The Pennsylvania Bomber

Well, what to make of this?

Altoon Mayor Matthew Pacifico said Miftakjov is a student at Penn Stat University Altoona.

He is charged with possessing a weapon of mass destruction, risking a catastrophe, possessing instruments of crime, prohibited offensive weapons, incendiary devices, recklessly endangering another person, and several drug-related charges.

Officers had been investigating an alleged marijuana growing operation when they discovered the alleged bomb, according to a statement posted on the police department’s Facebook page.

They said the bomb was found inside a suitcase along with “assorted bomb making materials.”

“The bomb was safely deconstructed by experts from the Pennsylvania State Police Bomb Squad,” the statement read.

Unless it’s a nuke or chemical weapons, it is not a “weapon of mass destruction.”

It’s too early to tell, but there’s no mention of his religion, just his Russian nationality. He’s a college student in Altoona now, but it looks like a couple years ago, he was a HS sophomore in Belmont, California:

Sophomores are required to take the ELA (English language arts) portion that is a multiple-choice test along with an essay prompt. The following day sophomores took the mathematics portion with a total of 92 questions.

”I thought the English [section] was easier, but overall the CAHSEE was really boring,” Vladislav Miftakhov said.

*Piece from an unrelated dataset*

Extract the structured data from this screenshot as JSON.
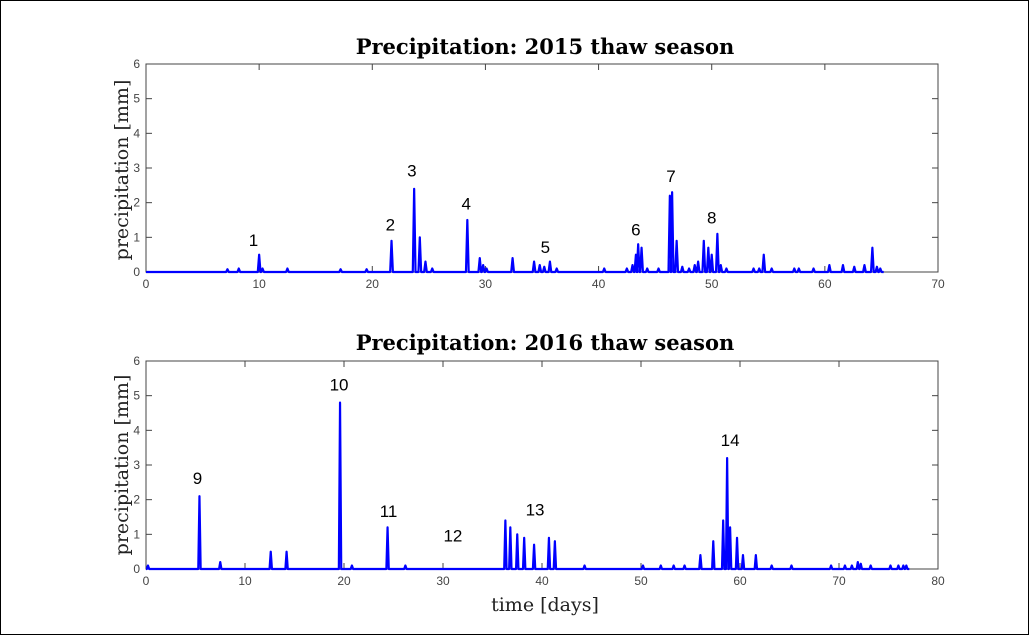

He doesn’t seem to update his Facebook page much, which might explain why it says San Carlos (might be where he lived while attending the school in Belmont), rather than western Pennsylvania. But he did have an interesting answer to a question about that time, two and a half years ago:

“Do you believe Bind Laden is dead?”

“No”

It’ll be interesting to see how they caught him. I’m guessing it wasn’t NSA data mining, though.

Space Journalism

Why oh why do reporters imagine that cosmologists know anything about spacecraft?

Dr Xing Li, an Aberystwyth University expert on astrophysics and cosmology, said as a scientist it would be “beautiful” to be one of SpaceShipTwo’s privileged passengers.

But SpaceShipTwo travels at a super-sonic 2,500mph – more than four times faster than a passenger jet – and Dr Li believes it’s difficult to imagine anything that goes at that speed becoming affordable.

He said: “Now we don’t have supersonic flights because of the cost issue. At the moment I don’t see that it will be possible even in 30 or 40 years. It will only happen if we have some technological advance that would bring down the cost.”

Ask a frickin’ engineer, not a scientist.